China’s exports increased to a record $46.7 Billion despite the very possible chance of further tariffs being added to Chinese imports. The increase represents an increase of roughly 13% year on year and increases the trade surplus to $34.1 billion. The trade activity has defied some experts who anticipated a sharp decline in exports from chin however some believe that many exporters currently mildly or unaffected by the tariffs are trying to export before tariffs affect their shipments.
Exports have increased strongly all year, so the data will hardly surprise. However, experts believe the pace is unlikely to be maintained with Trump more likely to roll out further tariffs rather than back down. Increases in shipments of mechanical goods including motors and electrics have been ramped up, products all of which fall under the new tariffs imposed by the administration.
China has also retaliated with its own raft of tariffs with the two superpowers at loggerheads and negotiations appearing to at an impasse with recent talks breaking down.
Trump has also openly labelled China as a currency manipulator at the statement that the US treasury secretary doesn’t support. Trump had requested that Steven Mnuchin to attest that the Chinese were purposely devaluing their currency to increase exports, however, the US treasury department have confirmed they don’t believe the Yuan is being manipulated.
Tensions relating to the lack of meaningful negotiation continue to increase with some describing the US’ strategy as negotiating at gunpoint.
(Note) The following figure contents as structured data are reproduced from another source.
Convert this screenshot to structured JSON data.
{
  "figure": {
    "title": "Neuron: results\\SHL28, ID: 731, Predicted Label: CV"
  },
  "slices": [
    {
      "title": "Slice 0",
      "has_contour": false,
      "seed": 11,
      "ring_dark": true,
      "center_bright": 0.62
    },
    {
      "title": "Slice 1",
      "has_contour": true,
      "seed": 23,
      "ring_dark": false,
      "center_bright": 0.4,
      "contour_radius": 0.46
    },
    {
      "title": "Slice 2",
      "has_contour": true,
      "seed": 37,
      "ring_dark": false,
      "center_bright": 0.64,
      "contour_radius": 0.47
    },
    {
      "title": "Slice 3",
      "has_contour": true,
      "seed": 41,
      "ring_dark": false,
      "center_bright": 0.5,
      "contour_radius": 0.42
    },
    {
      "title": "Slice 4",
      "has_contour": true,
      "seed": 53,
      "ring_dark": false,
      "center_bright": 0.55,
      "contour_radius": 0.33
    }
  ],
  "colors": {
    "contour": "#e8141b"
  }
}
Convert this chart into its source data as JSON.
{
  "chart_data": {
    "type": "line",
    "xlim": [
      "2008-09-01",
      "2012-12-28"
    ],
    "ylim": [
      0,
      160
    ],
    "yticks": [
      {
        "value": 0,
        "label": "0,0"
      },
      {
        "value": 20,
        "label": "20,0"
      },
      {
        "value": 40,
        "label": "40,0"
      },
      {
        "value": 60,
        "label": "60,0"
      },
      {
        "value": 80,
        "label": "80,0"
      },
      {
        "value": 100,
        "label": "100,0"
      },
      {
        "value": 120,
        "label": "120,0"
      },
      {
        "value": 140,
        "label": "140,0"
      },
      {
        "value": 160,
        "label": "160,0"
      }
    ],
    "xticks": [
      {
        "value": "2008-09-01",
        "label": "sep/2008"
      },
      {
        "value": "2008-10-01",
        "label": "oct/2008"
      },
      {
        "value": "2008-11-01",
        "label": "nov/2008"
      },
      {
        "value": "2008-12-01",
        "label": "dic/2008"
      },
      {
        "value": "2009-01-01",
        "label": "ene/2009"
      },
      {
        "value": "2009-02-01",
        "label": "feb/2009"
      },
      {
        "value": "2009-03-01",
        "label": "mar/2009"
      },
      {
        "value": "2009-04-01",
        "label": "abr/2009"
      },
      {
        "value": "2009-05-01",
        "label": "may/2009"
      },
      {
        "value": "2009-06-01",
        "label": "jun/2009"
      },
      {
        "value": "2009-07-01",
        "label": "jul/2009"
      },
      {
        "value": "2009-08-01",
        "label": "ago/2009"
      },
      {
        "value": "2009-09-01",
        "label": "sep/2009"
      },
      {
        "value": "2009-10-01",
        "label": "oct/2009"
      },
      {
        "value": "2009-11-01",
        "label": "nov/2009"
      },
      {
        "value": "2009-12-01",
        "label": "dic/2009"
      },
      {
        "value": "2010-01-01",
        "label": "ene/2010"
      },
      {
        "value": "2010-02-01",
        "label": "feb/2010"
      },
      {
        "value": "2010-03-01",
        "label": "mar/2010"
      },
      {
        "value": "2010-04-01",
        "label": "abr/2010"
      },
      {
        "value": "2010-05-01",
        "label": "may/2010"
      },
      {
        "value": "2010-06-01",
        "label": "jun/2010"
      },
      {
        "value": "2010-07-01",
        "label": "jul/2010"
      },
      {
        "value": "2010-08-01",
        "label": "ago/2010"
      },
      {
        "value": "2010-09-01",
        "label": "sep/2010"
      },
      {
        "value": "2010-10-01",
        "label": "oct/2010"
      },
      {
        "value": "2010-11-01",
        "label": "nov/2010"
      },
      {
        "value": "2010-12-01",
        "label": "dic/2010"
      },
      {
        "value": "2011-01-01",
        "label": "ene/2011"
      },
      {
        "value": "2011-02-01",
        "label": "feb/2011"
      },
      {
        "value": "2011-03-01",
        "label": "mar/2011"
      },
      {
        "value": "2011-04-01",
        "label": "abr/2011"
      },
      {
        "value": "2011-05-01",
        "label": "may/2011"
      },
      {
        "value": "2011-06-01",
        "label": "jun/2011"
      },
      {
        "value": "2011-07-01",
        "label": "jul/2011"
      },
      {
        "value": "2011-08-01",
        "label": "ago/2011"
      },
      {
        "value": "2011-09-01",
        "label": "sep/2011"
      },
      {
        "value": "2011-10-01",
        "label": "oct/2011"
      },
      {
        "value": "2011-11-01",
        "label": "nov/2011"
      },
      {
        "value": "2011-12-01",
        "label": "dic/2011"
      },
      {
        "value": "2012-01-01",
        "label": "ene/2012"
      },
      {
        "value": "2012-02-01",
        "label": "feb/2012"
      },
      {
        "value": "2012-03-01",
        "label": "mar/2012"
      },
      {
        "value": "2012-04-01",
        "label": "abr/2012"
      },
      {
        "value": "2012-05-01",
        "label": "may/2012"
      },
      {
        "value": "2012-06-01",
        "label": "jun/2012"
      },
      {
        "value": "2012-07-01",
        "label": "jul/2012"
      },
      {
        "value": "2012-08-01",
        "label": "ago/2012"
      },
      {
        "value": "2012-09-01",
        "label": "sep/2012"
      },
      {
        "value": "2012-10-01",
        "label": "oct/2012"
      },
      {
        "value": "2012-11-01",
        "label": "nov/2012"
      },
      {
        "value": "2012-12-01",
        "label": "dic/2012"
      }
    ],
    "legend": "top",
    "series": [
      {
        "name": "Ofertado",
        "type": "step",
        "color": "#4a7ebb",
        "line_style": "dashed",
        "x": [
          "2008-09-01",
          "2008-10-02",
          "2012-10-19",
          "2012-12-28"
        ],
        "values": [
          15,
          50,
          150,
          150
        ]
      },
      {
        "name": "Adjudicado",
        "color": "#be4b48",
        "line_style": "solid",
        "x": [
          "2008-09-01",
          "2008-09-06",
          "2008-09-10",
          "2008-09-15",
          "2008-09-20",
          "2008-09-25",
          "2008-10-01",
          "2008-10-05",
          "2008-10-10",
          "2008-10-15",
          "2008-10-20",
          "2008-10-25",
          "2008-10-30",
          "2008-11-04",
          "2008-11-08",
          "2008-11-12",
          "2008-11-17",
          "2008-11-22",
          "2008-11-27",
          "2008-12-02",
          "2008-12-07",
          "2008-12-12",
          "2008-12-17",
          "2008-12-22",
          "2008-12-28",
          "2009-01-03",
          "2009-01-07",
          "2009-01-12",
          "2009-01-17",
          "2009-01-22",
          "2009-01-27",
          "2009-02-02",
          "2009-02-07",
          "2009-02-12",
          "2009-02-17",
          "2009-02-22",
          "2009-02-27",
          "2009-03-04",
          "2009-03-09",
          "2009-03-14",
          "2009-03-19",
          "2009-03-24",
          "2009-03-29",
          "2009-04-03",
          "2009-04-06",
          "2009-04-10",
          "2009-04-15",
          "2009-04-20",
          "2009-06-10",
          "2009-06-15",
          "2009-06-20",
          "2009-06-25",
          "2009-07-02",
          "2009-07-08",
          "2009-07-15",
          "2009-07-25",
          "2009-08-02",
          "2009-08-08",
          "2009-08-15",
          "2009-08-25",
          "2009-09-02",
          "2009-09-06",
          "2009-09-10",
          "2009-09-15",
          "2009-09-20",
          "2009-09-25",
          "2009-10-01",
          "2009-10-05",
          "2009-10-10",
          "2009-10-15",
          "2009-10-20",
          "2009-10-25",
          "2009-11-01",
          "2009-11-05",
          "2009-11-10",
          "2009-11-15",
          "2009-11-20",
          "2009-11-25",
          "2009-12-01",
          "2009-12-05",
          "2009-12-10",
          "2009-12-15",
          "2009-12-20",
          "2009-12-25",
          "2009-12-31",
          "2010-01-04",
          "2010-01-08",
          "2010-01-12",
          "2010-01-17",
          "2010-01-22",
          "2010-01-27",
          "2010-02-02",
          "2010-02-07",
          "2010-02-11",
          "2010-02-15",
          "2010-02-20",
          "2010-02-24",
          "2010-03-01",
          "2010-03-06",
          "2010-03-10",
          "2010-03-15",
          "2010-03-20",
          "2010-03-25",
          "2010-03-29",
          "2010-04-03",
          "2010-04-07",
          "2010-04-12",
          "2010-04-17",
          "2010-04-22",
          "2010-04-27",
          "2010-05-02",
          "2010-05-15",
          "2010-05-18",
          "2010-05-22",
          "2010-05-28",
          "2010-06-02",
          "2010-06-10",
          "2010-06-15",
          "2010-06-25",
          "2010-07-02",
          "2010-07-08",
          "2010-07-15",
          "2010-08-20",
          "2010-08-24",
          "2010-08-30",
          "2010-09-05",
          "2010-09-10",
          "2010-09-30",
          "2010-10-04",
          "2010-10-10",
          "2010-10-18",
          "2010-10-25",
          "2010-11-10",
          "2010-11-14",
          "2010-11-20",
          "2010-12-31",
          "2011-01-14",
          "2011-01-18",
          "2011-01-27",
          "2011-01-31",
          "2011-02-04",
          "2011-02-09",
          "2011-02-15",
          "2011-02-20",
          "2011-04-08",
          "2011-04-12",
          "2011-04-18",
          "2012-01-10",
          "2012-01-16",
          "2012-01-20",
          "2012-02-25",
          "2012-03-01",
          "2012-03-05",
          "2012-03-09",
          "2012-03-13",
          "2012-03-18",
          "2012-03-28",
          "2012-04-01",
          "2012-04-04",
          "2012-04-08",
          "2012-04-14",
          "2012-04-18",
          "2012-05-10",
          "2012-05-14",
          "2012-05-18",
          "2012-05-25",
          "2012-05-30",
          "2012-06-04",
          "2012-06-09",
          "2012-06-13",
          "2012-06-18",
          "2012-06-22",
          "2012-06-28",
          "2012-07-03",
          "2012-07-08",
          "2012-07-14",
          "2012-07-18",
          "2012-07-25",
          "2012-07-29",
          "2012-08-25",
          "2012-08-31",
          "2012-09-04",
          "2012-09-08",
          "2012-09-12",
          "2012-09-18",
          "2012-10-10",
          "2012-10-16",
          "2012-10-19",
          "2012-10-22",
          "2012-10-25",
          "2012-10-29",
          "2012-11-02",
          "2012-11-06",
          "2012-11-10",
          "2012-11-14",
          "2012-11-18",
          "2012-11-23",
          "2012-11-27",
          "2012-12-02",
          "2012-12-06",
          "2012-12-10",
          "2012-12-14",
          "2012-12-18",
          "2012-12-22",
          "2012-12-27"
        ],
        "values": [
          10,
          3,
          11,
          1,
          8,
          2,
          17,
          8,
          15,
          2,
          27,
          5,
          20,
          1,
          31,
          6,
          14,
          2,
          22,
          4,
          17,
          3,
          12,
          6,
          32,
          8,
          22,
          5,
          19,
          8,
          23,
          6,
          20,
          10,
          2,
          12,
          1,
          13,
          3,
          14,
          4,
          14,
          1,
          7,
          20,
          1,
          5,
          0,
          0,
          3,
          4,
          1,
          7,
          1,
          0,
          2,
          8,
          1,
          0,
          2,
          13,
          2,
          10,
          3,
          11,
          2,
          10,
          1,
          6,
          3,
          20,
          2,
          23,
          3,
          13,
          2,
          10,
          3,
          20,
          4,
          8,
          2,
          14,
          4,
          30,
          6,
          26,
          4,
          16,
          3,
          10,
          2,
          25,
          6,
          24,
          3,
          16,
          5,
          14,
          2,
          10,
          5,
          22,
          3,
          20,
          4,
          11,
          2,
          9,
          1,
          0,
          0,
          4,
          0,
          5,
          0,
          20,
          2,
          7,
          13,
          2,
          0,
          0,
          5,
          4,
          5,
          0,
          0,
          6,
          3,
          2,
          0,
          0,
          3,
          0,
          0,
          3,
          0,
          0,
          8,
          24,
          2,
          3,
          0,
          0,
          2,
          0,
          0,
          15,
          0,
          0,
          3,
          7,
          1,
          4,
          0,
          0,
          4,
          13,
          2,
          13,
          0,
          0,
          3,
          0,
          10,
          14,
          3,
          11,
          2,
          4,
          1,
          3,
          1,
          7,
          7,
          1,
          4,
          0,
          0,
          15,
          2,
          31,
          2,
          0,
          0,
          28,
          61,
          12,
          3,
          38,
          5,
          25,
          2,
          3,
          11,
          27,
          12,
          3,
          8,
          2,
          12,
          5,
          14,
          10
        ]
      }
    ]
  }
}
The increase in Chinese export activities to the US seen in recent months is now believed to have been caused by exporters expediting shipments to beat new tariffs which have been imposed by the Trump administration. September recorded an increase as companies took to rushing shipment in order to beat the extra 10% tariffs that will be placed on the $200 billion of Chinese goods that are sold to the US. Further increases in Chinese exports could be seen as exports the significant increase of 25% which begins next year.
As it stands Trump is imposing tariffs on $250 Billion of goods imported in from China. The goods and products affected vary from mechanical and electric products to handbags and bicycle parts and furniture.
This leaves a remaining $250 Billion worth of goods that Trump could impose tariffs on. Whilst its difficult to decipher who has the most to lose from the potential trade war, Ford, a key employer in the US announced that it would be looking at layoffs having lost $1billion in just one month to the tariff policies. The question is whether Trump will strengthen his position or just ride out the current tariffs until the end of the year, presumably hoping that China come back to the negotiating table or the deficit will shrink in line with Trump’s plans.
When a potential trade war begins the ripples can spread throughout the world. This is currently being reflected in the financial markets notably equities where a risk-off approach has been adopted by the majority of investors.
Naturally, analysts’ opinions will differ and rational currently is based upon what if and speculation. Some predict that China could lose as much as 0.6% off their GDP having achieved GDP of 6.9% last year. Overseas investment into to China is also predicted to drop, last year the nation attracted $86.5 which many anticipate could fall significantly.
The International Monetary Fund have also warned that China will feel much more profound effects of a Trade war than the US. The IMF is forecasting that China’s GDP could decline as much as 1.9% in 2019 if the US were to impose tariffs on all of Chinas goods. The fund also predicted that global growth would achieve 0.2% less than initially expected to reach 3.7% in 2019.
Although according to the IMF the US would be far from unscathed it expects the nation’s growth to be reduced by 0.9% in 2019. This would be due to lower business confidence and the effects of a negative financial market’s reaction.
As in the aforementioned example of Ford, US businesses are really starting to feel the effects of the tariffs. However, consumers will start to feel the effects as prices for foreign goods begin to be increased. Inevitably the demand for cheaper Chinese goods will not disappear. Experts believe that consumers will really begin to notice increases as of 2019 when the full 25% tariff tax comes into effect.
In terms of raw materials, the agricultural sector has also voiced its concerns as farmers are unable to plan their export strategy with particular concern circling around which markets they will be able to trade with and alongside.
Despite the US currently appearing to have the least to lose in a potential trade war, the Dollar appears to be losing the ‘currency war’ which has seen the USD appreciate over 5.0% in 2018. Over the last 6 months, the pair has seen a low of 6.2666 against the USD and currently trades at around 6.9222 up nearly 0.5% at the close of trading on Friday.
Bank of America Merrill Lynch and JPMorgan Chase and Co both share the opinion that the Yuan has further to fall with the potential trade war a key suppressor of the Yuan. This is potentially one of the reasons that Trump has been so vocal on the FED’s interest rate policy and also called for the US treasury secretary to agree to his viewpoint that China have been manipulating their currency. Bank of America Merrill Lynch anticipates that the Yuan could lose a further 2.5% by the end of the next quarter, if, however, Trump roles out further tariffs you could assume it has the possibility of falling further.